A week after shares of Internet portal Sohu (Nasdaq: SOHU) went on a roller coaster ride on rumours of a de-listing plan that the company later denied, we're getting word that drug maker Simcere Pharmaceutical (NYSE: SCR) is launching the latest privatisation plan by a US-listed Chinese firm. In related news, media are also reporting that online game operator The9 (Nasdaq: NCTY) is also considering such a plan. But red-hot e-commerce firm Vipshop (NYSE: VIPS) is moving in the opposite direction, announcing a plan to sell more shares to raise up to US$180 million. These very different tales show that overseas investors have become quite choosy toward Chinese companies in the current climate, richly rewarding a few fast-growth players while largely ignoring most others.

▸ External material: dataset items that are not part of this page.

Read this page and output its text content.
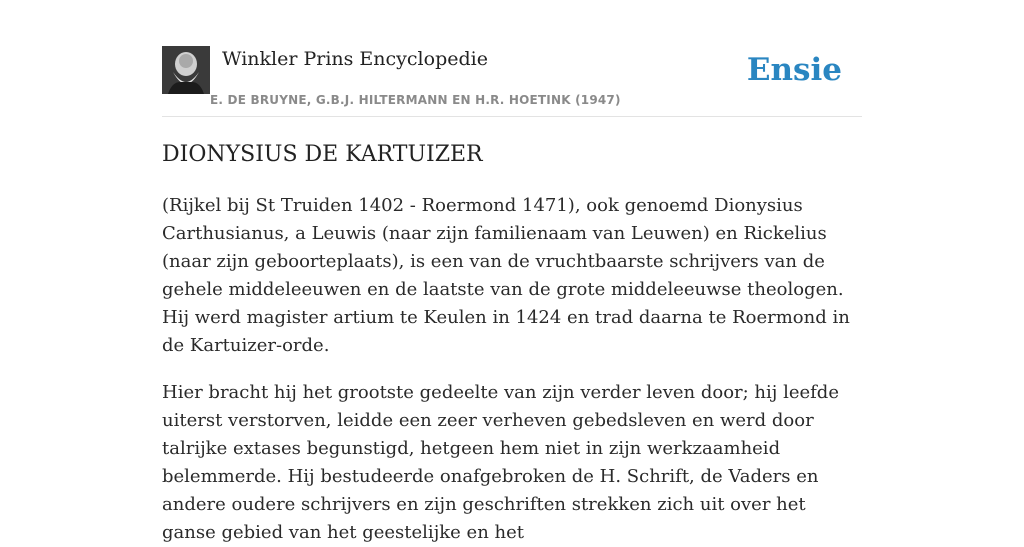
Winkler Prins Encyclopedie
E. DE BRUYNE, G.B.J. HILTERMANN EN H.R. HOETINK (1947)
Ensie
DIONYSIUS DE KARTUIZER

(Rijkel bij St Truiden 1402 - Roermond 1471), ook genoemd Dionysius Carthusianus, a Leuwis (naar zijn familienaam van Leuwen) en Rickelius (naar zijn geboorteplaats), is een van de vruchtbaarste schrijvers van de gehele middeleeuwen en de laatste van de grote middeleeuwse theologen. Hij werd magister artium te Keulen in 1424 en trad daarna te Roermond in de Kartuizer-orde.

Hier bracht hij het grootste gedeelte van zijn verder leven door; hij leefde uiterst verstorven, leidde een zeer verheven gebedsleven en werd door talrijke extases begunstigd, hetgeen hem niet in zijn werkzaamheid belemmerde. Hij bestudeerde onafgebroken de H. Schrift, de Vaders en andere oudere schrijvers en zijn geschriften strekken zich uit over het ganse gebied van het geestelijke en het
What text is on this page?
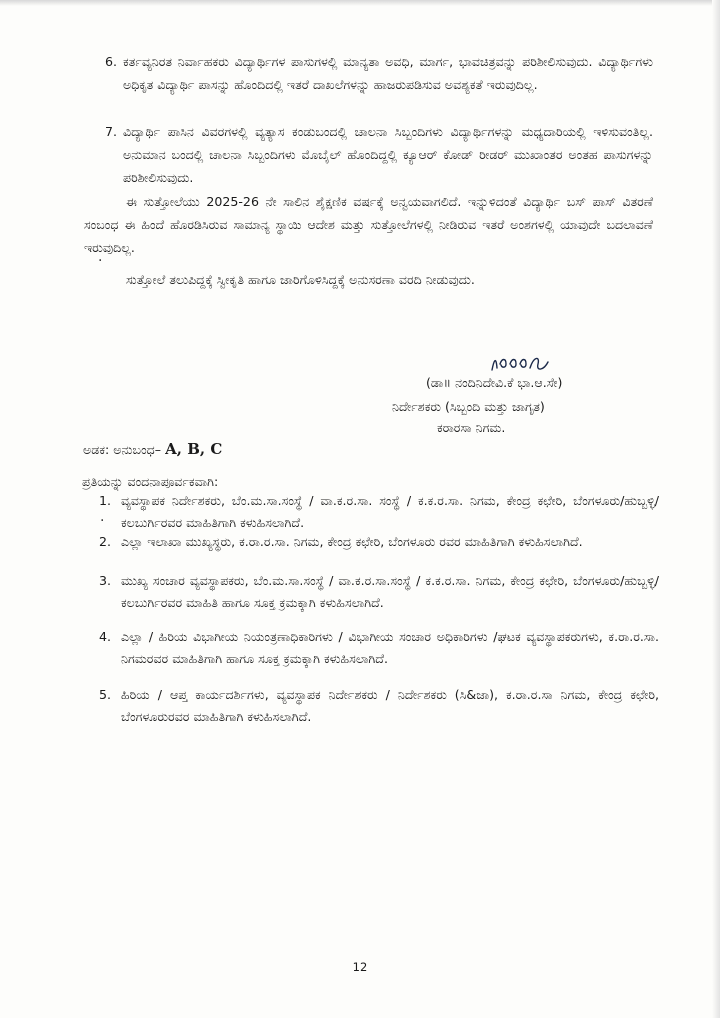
6. ಕರ್ತವ್ಯನಿರತ ನಿರ್ವಾಹಕರು ವಿದ್ಯಾರ್ಥಿಗಳ ಪಾಸುಗಳಲ್ಲಿ ಮಾನ್ಯತಾ ಅವಧಿ, ಮಾರ್ಗ, ಭಾವಚಿತ್ರವನ್ನು ಪರಿಶೀಲಿಸುವುದು. ವಿದ್ಯಾರ್ಥಿಗಳು ಅಧಿಕೃತ ವಿದ್ಯಾರ್ಥಿ ಪಾಸನ್ನು ಹೊಂದಿದಲ್ಲಿ ಇತರೆ ದಾಖಲೆಗಳನ್ನು ಹಾಜರುಪಡಿಸುವ ಅವಶ್ಯಕತೆ ಇರುವುದಿಲ್ಲ.
7. ವಿದ್ಯಾರ್ಥಿ ಪಾಸಿನ ವಿವರಗಳಲ್ಲಿ ವ್ಯತ್ಯಾಸ ಕಂಡುಬಂದಲ್ಲಿ ಚಾಲನಾ ಸಿಬ್ಬಂದಿಗಳು ವಿದ್ಯಾರ್ಥಿಗಳನ್ನು ಮಧ್ಯದಾರಿಯಲ್ಲಿ ಇಳಿಸುವಂತಿಲ್ಲ. ಅನುಮಾನ ಬಂದಲ್ಲಿ ಚಾಲನಾ ಸಿಬ್ಬಂದಿಗಳು ಮೊಬೈಲ್ ಹೊಂದಿದ್ದಲ್ಲಿ ಕ್ಯೂಆರ್ ಕೋಡ್ ರೀಡರ್ ಮುಖಾಂತರ ಅಂತಹ ಪಾಸುಗಳನ್ನು ಪರಿಶೀಲಿಸುವುದು.
ಈ ಸುತ್ತೋಲೆಯು 2025-26 ನೇ ಸಾಲಿನ ಶೈಕ್ಷಣಿಕ ವರ್ಷಕ್ಕೆ ಅನ್ವಯವಾಗಲಿದೆ. ಇನ್ನುಳಿದಂತೆ ವಿದ್ಯಾರ್ಥಿ ಬಸ್ ಪಾಸ್ ವಿತರಣೆ ಸಂಬಂಧ ಈ ಹಿಂದೆ ಹೊರಡಿಸಿರುವ ಸಾಮಾನ್ಯ ಸ್ಥಾಯಿ ಆದೇಶ ಮತ್ತು ಸುತ್ತೋಲೆಗಳಲ್ಲಿ ನೀಡಿರುವ ಇತರೆ ಅಂಶಗಳಲ್ಲಿ ಯಾವುದೇ ಬದಲಾವಣೆ ಇರುವುದಿಲ್ಲ.
·
ಸುತ್ತೋಲೆ ತಲುಪಿದ್ದಕ್ಕೆ ಸ್ವೀಕೃತಿ ಹಾಗೂ ಜಾರಿಗೊಳಿಸಿದ್ದಕ್ಕೆ ಅನುಸರಣಾ ವರದಿ ನೀಡುವುದು.
(ಡಾ॥ ನಂದಿನಿದೇವಿ.ಕೆ ಭಾ.ಆ.ಸೇ)
ನಿರ್ದೇಶಕರು (ಸಿಬ್ಬಂದಿ ಮತ್ತು ಜಾಗೃತ)
ಕರಾರಸಾ ನಿಗಮ.
ಅಡಕ: ಅನುಬಂಧ– A, B, C
ಪ್ರತಿಯನ್ನು ವಂದನಾಪೂರ್ವಕವಾಗಿ:
1. ವ್ಯವಸ್ಥಾಪಕ ನಿರ್ದೇಶಕರು, ಬೆಂ.ಮ.ಸಾ.ಸಂಸ್ಥೆ / ವಾ.ಕ.ರ.ಸಾ. ಸಂಸ್ಥೆ / ಕ.ಕ.ರ.ಸಾ. ನಿಗಮ, ಕೇಂದ್ರ ಕಛೇರಿ, ಬೆಂಗಳೂರು/ಹುಬ್ಬಳ್ಳಿ/ಕಲಬುರ್ಗಿರವರ ಮಾಹಿತಿಗಾಗಿ ಕಳುಹಿಸಲಾಗಿದೆ.
2. ಎಲ್ಲಾ ಇಲಾಖಾ ಮುಖ್ಯಸ್ಥರು, ಕ.ರಾ.ರ.ಸಾ. ನಿಗಮ, ಕೇಂದ್ರ ಕಛೇರಿ, ಬೆಂಗಳೂರು ರವರ ಮಾಹಿತಿಗಾಗಿ ಕಳುಹಿಸಲಾಗಿದೆ.
3. ಮುಖ್ಯ ಸಂಚಾರ ವ್ಯವಸ್ಥಾಪಕರು, ಬೆಂ.ಮ.ಸಾ.ಸಂಸ್ಥೆ / ವಾ.ಕ.ರ.ಸಾ.ಸಂಸ್ಥೆ / ಕ.ಕ.ರ.ಸಾ. ನಿಗಮ, ಕೇಂದ್ರ ಕಛೇರಿ, ಬೆಂಗಳೂರು/ಹುಬ್ಬಳ್ಳಿ/ಕಲಬುರ್ಗಿರವರ ಮಾಹಿತಿ ಹಾಗೂ ಸೂಕ್ತ ಕ್ರಮಕ್ಕಾಗಿ ಕಳುಹಿಸಲಾಗಿದೆ.
4. ಎಲ್ಲಾ / ಹಿರಿಯ ವಿಭಾಗೀಯ ನಿಯಂತ್ರಣಾಧಿಕಾರಿಗಳು / ವಿಭಾಗೀಯ ಸಂಚಾರ ಅಧಿಕಾರಿಗಳು /ಘಟಕ ವ್ಯವಸ್ಥಾಪಕರುಗಳು, ಕ.ರಾ.ರ.ಸಾ. ನಿಗಮರವರ ಮಾಹಿತಿಗಾಗಿ ಹಾಗೂ ಸೂಕ್ತ ಕ್ರಮಕ್ಕಾಗಿ ಕಳುಹಿಸಲಾಗಿದೆ.
5. ಹಿರಿಯ / ಆಪ್ತ ಕಾರ್ಯದರ್ಶಿಗಳು, ವ್ಯವಸ್ಥಾಪಕ ನಿರ್ದೇಶಕರು / ನಿರ್ದೇಶಕರು (ಸಿ&ಜಾ), ಕ.ರಾ.ರ.ಸಾ ನಿಗಮ, ಕೇಂದ್ರ ಕಛೇರಿ, ಬೆಂಗಳೂರುರವರ ಮಾಹಿತಿಗಾಗಿ ಕಳುಹಿಸಲಾಗಿದೆ.
·
12
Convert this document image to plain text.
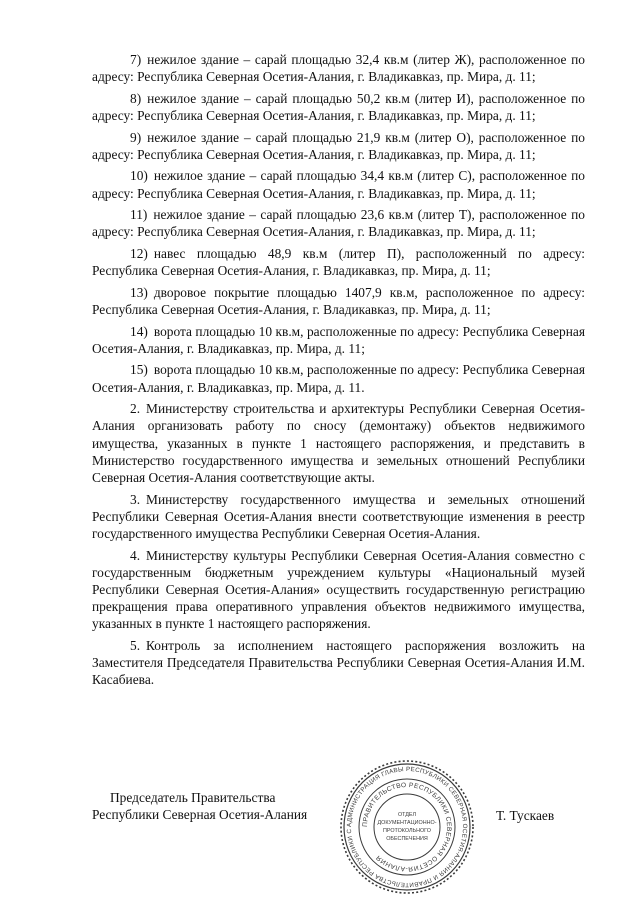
7) нежилое здание – сарай площадью 32,4 кв.м (литер Ж), расположенное по адресу: Республика Северная Осетия-Алания, г. Владикавказ, пр. Мира, д. 11;

8) нежилое здание – сарай площадью 50,2 кв.м (литер И), расположенное по адресу: Республика Северная Осетия-Алания, г. Владикавказ, пр. Мира, д. 11;

9) нежилое здание – сарай площадью 21,9 кв.м (литер О), расположенное по адресу: Республика Северная Осетия-Алания, г. Владикавказ, пр. Мира, д. 11;

10) нежилое здание – сарай площадью 34,4 кв.м (литер С), расположенное по адресу: Республика Северная Осетия-Алания, г. Владикавказ, пр. Мира, д. 11;

11) нежилое здание – сарай площадью 23,6 кв.м (литер Т), расположенное по адресу: Республика Северная Осетия-Алания, г. Владикавказ, пр. Мира, д. 11;

12) навес площадью 48,9 кв.м (литер П), расположенный по адресу: Республика Северная Осетия-Алания, г. Владикавказ, пр. Мира, д. 11;

13) дворовое покрытие площадью 1407,9 кв.м, расположенное по адресу: Республика Северная Осетия-Алания, г. Владикавказ, пр. Мира, д. 11;

14) ворота площадью 10 кв.м, расположенные по адресу: Республика Северная Осетия-Алания, г. Владикавказ, пр. Мира, д. 11;

15) ворота площадью 10 кв.м, расположенные по адресу: Республика Северная Осетия-Алания, г. Владикавказ, пр. Мира, д. 11.

2. Министерству строительства и архитектуры Республики Северная Осетия-Алания организовать работу по сносу (демонтажу) объектов недвижимого имущества, указанных в пункте 1 настоящего распоряжения, и представить в Министерство государственного имущества и земельных отношений Республики Северная Осетия-Алания соответствующие акты.

3. Министерству государственного имущества и земельных отношений Республики Северная Осетия-Алания внести соответствующие изменения в реестр государственного имущества Республики Северная Осетия-Алания.

4. Министерству культуры Республики Северная Осетия-Алания совместно с государственным бюджетным учреждением культуры «Национальный музей Республики Северная Осетия-Алания» осуществить государственную регистрацию прекращения права оперативного управления объектов недвижимого имущества, указанных в пункте 1 настоящего распоряжения.

5. Контроль за исполнением настоящего распоряжения возложить на Заместителя Председателя Правительства Республики Северная Осетия-Алания И.М. Касабиева.

Председатель Правительства
Республики Северная Осетия-Алания
АДМИНИСТРАЦИЯ ГЛАВЫ РЕСПУБЛИКИ СЕВЕРНАЯ ОСЕТИЯ-АЛАНИЯ И ПРАВИТЕЛЬСТВА РЕСПУБЛИКИ С
ПРАВИТЕЛЬСТВО РЕСПУБЛИКИ СЕВЕРНАЯ ОСЕТИЯ-АЛАНИЯ
ОТДЕЛ
ДОКУМЕНТАЦИОННО-
ПРОТОКОЛЬНОГО
ОБЕСПЕЧЕНИЯ
Т. Тускаев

Let's start things off with Simcere, which has become the latest in a growing list of neglected US-listed Chinese firms to announce a privatisation plan . Under terms of its buy-out proposal, Simcere shareholders would get US$9.56 for each of their American Depositary Shares (ADSs), representing a 20 per cent premium to their last close before the announcement.
Simcere shares shot up 16 per cent to US$9.25 after the deal was announced. The relatively big gap between the closing price and offer price means there is still some investor skepticism that this kind of privatisation deal can close. One of the first such privatisation bids from online entertainment firm Shanda Interactive took a while to close after the original offer, and another bid by outdoor advertising specialist Focus Media (Nasdaq: FMCN) is still waiting to close more than half a year after the original announcement .
Both of those deals may have run into trouble due to their massive size, as each company had a market capitalisation in the US$4-5 billion range at the time of their offers. By comparison, Simcere might have an easier time since its market cap is much smaller, at around US$500 million.
The story with Simcere is really quite disappointing, as the company offered a nice bet on China's fast-growing pharmaceutical industry. Simcere's shares traded as high as the US$16 range back in 2008, but are now at about half that level and show no signs of going anywhere as investors have become indifferent to the stock.
Other Chinese companies are facing similar indifference, as investors avoid their stocks due to their high volatility and also doubts about the quality of their bookkeeping due to a series of accounting scandals in 2011. Other companies to privatise over the last year include Hong Kong-listed Alibaba.com, and US-listed Grentech, while hotel operator 7 Days (NYSE: SVN) is also in the process of privatising.
Meantime, Chinese media are reporting that The9, a former high-flyer in the online game space, is meeting with investors and private equity firms to discuss a potential privatisation . I wouldn't be surprised at all if the reports were true, since The9 has been largely ignored by investors for several years since it lost its license to offer the popular World of Warcraft game.
Trading of the company's shares in New York is anemic, and its tiny market cap of just US$80 million would make it an easy candidate for such a privatisation. The9's shares closed down one per cent on Monday, perhaps because even the short-term stock buyers no longer pay attention to the company.
Finally, let's take a look at Vipshop, whose shares have become red hot over the last few months as the company became one of China's few publicly listed e-commerce firms to earn a profit. Media are reporting that Vipshop, which raised a meager US$70 million in its New York IPO a year ago, will sell an additional six million ADSs  to raise up to US$180 million. Vipshop shares shot up 6 per cent on the news to re-approach a recent all-time high. The reaction indicates there's still plenty of appetite for this company, making it one of the few Chinese stocks to earn investor favour.
Bottom line: A new de-listing bid by Simcere Pharmaceutical and rumoured similar plan by The9 show that overseas investors remain indifferent toward all but a few high-growth Chinese firms.